I love the yellow autumn canopy along with the dappled lighting in this image Kris. The shadows on the tree trunks look very natural and just fine IMO. The way the trees are organized and the ground sculpted out it almost looks as though there was some kind of road through there at one time. Looks like the perfect day to take a stroll in the forest and savor your surroundings.

Thanks Eds! @Ed_Williams & @Ed_Lowe - glad the trunks look reasonable to you. Sometimes you look at a photo so long you can’t see it anymore. Probably this was a logging access point in the past since basically every square inch of Wisconsin has been heavily logged for 100 years or more. That and the absence of conifers is a dead give-away.

What a cool feature!! And a lovely and inviting scene to show it off! The light is gorgeous and the carpet of leaves gives the scene a sort of curated look, like maybe its a Hobbit habitat.

My taste would be to pull even more tonal detail out of the trunks, but maybe the backlight was too strong to go further. Wonderful as it is!

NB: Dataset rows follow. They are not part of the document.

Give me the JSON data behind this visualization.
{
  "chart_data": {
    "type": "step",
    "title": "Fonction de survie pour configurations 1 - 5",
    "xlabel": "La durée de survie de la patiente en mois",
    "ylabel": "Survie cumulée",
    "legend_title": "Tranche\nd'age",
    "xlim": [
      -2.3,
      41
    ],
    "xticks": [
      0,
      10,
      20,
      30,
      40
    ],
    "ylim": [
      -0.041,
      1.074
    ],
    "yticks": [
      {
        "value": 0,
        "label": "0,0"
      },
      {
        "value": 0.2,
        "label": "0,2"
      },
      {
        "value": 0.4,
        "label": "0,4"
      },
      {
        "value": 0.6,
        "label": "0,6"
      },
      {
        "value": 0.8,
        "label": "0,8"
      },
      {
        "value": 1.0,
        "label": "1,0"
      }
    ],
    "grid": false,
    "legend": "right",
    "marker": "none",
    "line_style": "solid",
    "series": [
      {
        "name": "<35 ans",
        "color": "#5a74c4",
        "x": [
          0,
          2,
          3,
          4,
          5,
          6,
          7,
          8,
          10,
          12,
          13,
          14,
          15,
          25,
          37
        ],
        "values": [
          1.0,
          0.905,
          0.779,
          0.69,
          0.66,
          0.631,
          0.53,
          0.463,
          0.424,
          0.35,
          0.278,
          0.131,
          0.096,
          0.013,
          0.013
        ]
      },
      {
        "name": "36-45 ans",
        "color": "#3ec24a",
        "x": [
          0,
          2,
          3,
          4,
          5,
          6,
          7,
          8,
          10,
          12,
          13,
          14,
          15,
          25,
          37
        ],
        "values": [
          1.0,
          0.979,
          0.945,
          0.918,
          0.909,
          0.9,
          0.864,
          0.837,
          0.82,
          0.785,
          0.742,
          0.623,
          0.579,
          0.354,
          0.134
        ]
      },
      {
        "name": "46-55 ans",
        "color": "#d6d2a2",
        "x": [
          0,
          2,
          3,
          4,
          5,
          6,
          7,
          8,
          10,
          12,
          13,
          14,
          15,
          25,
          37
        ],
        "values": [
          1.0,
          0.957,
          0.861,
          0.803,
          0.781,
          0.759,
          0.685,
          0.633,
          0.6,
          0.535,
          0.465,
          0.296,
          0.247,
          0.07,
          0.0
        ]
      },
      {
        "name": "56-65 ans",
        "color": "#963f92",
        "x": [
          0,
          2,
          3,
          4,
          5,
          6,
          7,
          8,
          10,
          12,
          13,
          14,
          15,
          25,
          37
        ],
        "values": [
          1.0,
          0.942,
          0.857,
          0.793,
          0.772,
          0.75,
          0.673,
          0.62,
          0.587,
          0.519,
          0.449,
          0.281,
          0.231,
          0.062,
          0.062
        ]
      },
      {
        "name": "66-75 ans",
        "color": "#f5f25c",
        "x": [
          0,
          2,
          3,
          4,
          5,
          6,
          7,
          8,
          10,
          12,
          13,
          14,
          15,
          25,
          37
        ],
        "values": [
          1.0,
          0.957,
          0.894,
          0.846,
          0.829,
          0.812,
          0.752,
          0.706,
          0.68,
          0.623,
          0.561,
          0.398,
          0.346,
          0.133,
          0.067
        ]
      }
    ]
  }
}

Thanks @Diane_Miller - glad it resonates with you. It was a golden paradise that day. I’ve figured out that for ever hour or so you drive south here, it’s like going back in time in terms of seasonality. When I shot this, the peak was done here so driving down that far got me to peak again. If I’d driven all the way down to Madison or something, the peak probably wouldn’t have hit quite yet. It’s fascinating in a way. In spring, when we don’t have bud break yet, Milwaukee or areas south of Madison, trees will have tiny leaves out. It’s neat.